Most mornings began with ceremony in the Celestial Observatory—bells chiming, star-scribes stretching, and the first golden threads of dawn sneaking under the curtains. But this morning, there were no threads. No glow. No sunrise.
There was only Moon, finishing her shift and muttering to herself about mortals who insisted on waking at 4 a.m. for “personal growth.”
She walked the silver corridor toward her brother’s room, her twilight mantle dragging behind her like the last sigh of night. The closer she got, the more she noticed something wrong.
Sun’s hallway was dark.
Moon paused. “Oh, stars… not again.”
She knocked on his door. “Sunny? You’re supposed to be up in—” She checked the charcoal sundial she’d drawn on her wrist. “—one minute.”
No answer.
“Sunny,” she said louder, “I can see your corona leaking under the door. You are not hiding.”
A muffled groan seeped out, warm and dramatic.
Moon pushed the door open and winced. Sun’s room looked like a comet had been given creative freedom. Pillows everywhere. Yesterday’s solar tea cold in a meteorite mug. A trail of stardust on the floor. The heavy nebula curtains were clamped shut with a bright golden hand sticking out beneath one of them like a hostage signaling for help.
Sun was in bed, glowing sulkily under a quilt of shimmering rays.
Moon tromped over in her end-of-shift boots and planted her hands on her hips. “Get. Up.”
“No,” Sun mumbled from under the covers.
“You have one job,” she said. “Literally one. The entire world is waiting.”
“No,” he repeated, even more dramatically.
Moon sighed. “At least tell me why.”
A glowing face peeked out, hair sticking in fiery curls. “I’m tired.”
“You’re a literal fusion reactor. You don’t get tired.”
“I do emotionally.”
Moon stifled a laugh. “Emotionally.”
“Yes.” Sun flopped an arm out. “Yesterday someone said I was ‘too hot.’ Again! I shine, I warm, I nurture the crops—do they ever say thank you? No. They break out their silly hats and complain.”
Moon crossed her arms. “Sunny. You evaporated a lake.”
“It was barely a lake,” he grumbled. “More like a… large puddle.”
“It had ducks.”
Sun’s glow dimmed. “Oh. Are the ducks okay?”
“Fine. Grumpy. But alive.”
He groaned and pulled the quilt over his face again.
Moon sat on the bed, sending a puff of warm light upward. “Look… people say things. That’s what people do. Some say you’re too bright, too warm, too early, too late. But they still need you. And frankly, I’m not running a double shift. Eternal night is bad for business. The owls unionized last time.”
Sun snorted beneath the quilt.
“And,” Moon added, “do you know how many kids draw you with sunglasses? They think you look cool.”
A faint glow brightened. “Really?”
“Oh yes.”
He peeked out with molten-gold eyes. “…Sunglasses?”
“Mm-hmm.”
Sun hesitated, and Moon pushed the advantage. “Also, there’s a whole field of sunflowers out there twisting themselves into knots waiting for you. They look tragic.”
Sun sighed, sitting up. His aura pulsed through the room like a yawn made of light.
“I suppose they do need me,” he muttered.

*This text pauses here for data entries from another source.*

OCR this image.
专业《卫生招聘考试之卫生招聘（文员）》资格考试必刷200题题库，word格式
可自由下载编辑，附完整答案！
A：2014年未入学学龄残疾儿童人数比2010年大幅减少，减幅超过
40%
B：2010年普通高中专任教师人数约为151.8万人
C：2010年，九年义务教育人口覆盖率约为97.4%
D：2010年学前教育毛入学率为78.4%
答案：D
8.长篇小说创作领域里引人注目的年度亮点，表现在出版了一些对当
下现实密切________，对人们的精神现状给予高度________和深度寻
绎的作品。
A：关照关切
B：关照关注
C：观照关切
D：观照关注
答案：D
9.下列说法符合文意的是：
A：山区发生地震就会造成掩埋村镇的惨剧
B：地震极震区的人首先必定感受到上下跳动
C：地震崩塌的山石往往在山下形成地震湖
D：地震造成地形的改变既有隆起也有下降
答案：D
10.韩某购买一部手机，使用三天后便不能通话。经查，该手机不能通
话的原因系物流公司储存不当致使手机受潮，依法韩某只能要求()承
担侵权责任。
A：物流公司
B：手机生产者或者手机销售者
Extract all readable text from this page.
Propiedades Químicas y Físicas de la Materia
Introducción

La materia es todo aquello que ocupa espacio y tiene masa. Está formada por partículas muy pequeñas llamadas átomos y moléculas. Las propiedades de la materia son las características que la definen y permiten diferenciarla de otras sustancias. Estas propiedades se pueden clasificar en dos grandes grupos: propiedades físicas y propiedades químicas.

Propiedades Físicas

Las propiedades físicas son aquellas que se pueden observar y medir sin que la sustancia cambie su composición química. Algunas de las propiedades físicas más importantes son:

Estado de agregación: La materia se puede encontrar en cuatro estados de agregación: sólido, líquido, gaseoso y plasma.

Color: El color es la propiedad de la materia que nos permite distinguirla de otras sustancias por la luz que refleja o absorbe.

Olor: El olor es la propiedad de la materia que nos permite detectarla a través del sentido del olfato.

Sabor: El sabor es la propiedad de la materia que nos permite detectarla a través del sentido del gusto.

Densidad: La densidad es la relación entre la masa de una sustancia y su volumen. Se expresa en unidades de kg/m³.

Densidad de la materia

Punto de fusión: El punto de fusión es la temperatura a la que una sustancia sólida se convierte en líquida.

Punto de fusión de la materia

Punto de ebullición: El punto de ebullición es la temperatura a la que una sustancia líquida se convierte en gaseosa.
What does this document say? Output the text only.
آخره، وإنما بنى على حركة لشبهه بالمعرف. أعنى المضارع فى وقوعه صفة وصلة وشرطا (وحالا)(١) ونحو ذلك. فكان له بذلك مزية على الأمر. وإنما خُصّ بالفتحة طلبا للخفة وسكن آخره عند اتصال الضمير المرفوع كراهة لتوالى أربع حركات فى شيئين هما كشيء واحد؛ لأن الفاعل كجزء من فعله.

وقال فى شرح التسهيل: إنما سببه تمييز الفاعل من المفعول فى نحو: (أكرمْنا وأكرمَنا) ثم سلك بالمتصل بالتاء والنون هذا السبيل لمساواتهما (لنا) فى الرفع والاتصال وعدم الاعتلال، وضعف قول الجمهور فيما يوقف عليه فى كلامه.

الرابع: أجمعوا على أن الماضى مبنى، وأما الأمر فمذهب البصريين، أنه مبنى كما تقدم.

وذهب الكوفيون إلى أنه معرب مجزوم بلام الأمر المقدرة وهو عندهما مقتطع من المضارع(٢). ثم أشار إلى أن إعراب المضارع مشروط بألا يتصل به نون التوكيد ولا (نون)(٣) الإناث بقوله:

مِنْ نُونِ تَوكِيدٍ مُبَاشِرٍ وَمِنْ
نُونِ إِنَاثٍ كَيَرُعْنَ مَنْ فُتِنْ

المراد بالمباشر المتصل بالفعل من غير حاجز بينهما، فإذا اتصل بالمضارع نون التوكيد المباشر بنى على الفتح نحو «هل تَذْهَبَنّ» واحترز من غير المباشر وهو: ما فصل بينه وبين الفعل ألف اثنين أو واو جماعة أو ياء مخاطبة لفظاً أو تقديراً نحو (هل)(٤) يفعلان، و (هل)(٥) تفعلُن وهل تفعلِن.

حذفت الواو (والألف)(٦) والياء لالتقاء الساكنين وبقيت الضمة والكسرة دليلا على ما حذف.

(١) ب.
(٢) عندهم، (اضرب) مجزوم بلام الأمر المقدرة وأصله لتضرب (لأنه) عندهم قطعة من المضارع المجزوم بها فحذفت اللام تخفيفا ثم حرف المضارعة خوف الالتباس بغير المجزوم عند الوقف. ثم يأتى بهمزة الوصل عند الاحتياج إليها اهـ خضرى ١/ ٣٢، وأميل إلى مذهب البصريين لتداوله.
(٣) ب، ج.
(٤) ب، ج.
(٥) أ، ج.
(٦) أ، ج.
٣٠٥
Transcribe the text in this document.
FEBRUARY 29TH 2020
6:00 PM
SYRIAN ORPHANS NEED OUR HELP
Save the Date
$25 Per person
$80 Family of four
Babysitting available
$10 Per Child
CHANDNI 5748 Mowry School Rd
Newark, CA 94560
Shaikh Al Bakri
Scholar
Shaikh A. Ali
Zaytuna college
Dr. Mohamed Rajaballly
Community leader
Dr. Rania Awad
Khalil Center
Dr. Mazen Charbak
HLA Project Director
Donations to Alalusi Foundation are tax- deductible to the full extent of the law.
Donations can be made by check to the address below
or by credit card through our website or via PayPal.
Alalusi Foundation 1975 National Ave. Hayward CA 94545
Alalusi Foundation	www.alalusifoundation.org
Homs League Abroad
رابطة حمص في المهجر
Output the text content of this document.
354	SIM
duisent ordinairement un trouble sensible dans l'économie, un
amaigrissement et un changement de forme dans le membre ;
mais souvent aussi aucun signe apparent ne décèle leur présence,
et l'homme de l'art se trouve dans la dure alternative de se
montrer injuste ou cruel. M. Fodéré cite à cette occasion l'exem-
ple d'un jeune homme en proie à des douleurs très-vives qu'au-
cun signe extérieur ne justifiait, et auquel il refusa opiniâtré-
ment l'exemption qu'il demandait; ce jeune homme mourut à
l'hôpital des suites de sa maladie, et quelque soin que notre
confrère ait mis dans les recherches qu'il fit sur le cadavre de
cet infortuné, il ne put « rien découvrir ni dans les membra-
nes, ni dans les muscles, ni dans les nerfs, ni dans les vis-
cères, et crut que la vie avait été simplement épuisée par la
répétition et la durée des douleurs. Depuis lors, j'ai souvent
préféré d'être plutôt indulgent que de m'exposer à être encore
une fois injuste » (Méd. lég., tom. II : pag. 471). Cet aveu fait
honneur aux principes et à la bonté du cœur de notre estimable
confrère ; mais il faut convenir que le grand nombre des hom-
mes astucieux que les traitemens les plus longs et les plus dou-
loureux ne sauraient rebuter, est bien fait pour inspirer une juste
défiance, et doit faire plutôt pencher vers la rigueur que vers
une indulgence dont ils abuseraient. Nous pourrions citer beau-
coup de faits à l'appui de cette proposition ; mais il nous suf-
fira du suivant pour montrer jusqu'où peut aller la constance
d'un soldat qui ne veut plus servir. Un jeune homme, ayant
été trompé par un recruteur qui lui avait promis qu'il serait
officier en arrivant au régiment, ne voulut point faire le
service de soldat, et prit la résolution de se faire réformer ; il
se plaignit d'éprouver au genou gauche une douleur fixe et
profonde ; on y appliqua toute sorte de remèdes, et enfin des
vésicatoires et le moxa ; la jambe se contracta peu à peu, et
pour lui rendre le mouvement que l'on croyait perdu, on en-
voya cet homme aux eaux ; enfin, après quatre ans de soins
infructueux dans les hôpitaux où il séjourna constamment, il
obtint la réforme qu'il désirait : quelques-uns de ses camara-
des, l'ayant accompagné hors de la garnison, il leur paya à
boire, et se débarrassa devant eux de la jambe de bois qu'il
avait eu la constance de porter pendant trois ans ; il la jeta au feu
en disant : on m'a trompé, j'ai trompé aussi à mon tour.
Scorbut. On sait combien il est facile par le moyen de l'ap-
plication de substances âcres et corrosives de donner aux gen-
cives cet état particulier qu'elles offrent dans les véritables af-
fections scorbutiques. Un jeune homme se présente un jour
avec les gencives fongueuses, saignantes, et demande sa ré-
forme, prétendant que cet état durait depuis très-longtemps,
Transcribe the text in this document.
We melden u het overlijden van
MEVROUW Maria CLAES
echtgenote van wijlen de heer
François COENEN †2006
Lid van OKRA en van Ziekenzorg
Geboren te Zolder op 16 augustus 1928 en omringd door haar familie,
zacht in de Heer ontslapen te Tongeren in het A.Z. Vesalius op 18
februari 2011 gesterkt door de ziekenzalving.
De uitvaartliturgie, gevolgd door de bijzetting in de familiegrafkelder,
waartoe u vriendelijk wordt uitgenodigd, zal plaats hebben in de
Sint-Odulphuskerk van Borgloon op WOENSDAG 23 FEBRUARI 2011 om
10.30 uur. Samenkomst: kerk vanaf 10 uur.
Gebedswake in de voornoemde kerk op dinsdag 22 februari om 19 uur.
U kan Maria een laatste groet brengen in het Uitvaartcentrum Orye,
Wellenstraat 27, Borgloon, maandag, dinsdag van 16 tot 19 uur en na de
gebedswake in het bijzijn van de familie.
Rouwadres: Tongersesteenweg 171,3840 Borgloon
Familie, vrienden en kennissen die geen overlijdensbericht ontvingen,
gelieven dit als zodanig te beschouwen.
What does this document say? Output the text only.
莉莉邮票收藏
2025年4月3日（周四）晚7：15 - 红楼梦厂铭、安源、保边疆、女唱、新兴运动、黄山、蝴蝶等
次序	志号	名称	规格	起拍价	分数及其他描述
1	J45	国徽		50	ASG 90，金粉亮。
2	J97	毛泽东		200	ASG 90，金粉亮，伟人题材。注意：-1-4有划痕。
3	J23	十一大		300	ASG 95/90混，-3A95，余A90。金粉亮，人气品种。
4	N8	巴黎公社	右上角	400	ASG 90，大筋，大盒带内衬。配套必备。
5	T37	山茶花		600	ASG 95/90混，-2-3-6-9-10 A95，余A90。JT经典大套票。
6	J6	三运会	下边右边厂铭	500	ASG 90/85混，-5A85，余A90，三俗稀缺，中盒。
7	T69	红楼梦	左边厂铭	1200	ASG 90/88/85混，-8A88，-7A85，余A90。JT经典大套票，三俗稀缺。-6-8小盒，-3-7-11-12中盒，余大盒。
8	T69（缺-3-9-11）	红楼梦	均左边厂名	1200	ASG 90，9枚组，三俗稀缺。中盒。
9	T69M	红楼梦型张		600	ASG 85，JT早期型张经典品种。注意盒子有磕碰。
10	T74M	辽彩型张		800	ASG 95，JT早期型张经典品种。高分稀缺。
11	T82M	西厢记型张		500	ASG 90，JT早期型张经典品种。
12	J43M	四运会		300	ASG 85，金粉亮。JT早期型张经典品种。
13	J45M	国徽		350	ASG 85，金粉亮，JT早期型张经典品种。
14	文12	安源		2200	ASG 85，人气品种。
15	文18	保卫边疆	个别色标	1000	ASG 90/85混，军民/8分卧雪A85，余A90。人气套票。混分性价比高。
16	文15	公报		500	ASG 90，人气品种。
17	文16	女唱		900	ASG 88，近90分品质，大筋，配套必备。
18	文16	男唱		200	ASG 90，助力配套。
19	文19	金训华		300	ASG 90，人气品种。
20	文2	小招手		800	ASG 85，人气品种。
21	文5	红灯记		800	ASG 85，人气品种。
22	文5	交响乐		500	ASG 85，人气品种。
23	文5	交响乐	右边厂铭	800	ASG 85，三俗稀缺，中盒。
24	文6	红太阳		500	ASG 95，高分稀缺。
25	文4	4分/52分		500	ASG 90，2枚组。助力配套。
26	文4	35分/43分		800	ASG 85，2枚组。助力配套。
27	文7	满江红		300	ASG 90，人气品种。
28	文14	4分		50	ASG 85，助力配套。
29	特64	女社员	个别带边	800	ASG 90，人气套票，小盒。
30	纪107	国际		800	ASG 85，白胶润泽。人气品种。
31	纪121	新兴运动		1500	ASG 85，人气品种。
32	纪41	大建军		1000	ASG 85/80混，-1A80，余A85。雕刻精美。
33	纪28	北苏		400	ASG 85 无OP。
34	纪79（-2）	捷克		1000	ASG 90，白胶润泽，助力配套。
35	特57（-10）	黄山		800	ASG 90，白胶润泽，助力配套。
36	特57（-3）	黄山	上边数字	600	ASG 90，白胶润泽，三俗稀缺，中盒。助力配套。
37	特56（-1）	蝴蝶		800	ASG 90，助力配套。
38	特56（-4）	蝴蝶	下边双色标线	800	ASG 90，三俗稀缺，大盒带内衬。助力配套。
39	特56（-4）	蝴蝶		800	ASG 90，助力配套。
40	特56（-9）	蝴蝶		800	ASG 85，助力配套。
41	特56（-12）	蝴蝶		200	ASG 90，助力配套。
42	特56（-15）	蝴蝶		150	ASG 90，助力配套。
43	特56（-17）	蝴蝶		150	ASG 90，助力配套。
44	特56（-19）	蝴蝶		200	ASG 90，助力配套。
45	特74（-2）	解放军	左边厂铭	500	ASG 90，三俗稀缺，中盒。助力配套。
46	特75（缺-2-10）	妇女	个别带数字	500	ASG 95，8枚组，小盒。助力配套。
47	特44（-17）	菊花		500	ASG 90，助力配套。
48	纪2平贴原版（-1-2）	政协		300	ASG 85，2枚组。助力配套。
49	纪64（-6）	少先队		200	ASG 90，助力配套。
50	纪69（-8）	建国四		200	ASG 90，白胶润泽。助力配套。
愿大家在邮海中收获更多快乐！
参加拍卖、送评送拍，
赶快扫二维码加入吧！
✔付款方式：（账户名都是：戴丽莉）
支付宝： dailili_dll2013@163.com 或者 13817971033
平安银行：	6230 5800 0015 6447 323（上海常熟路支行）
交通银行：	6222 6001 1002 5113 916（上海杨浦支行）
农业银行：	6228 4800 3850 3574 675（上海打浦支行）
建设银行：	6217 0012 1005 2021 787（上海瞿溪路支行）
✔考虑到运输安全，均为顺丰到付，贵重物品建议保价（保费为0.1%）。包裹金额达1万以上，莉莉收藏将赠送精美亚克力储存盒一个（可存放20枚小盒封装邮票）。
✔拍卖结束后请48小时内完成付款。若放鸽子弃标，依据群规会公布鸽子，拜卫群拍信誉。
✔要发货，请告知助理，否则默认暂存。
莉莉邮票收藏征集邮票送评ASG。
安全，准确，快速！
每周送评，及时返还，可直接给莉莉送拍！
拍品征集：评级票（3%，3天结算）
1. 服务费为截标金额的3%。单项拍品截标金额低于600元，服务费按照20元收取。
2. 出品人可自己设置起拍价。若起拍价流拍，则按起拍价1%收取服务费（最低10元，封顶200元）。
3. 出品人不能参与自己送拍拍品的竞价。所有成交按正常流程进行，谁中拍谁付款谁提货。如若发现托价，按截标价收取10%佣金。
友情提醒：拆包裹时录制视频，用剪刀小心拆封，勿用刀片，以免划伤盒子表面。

Moon nodded. “They do. And besides, the sky painters are ready to start work. Their palettes are empty. You know how dramatic they get when they don’t have the right colors.”
Sun stretched, and tiny solar flares popped around his shoulders like bubble wrap. “Fine. But I’m not happy about it.”
“Congratulations,” Moon said dryly. “That’s called being an adult.”
He shuffled to the curtains, muttering, “I don’t want to.”
“I know.”
“I deserve a vacation.”
“Oh, absolutely,” Moon said. “As soon as the universe ends.”
Sun glowered at her, which only made her laugh.
Moon stepped outside the room as Sun grabbed the curtains. She braced herself.
The curtains flew open.
Brilliance surged out like someone had flung a sunrise-sized bucket of gold across the sky. Birds woke up so fast they forgot their own species. Roosters crowed as if they’d been personally startled. Up on Earth, several people shielded their eyes and muttered, “Too bright!”
Sun ignored them.
He rose reluctantly—but steadily—casting warmth over the world.
Moon watched from the balcony, rubbing her eyes as her shift finally ended. “Good job, Sunny,” she murmured with a sleepy smile.
Below, the day began.
Above, Moon drifted toward her quiet stars.
And Sun—still faintly sulking—shined anyway.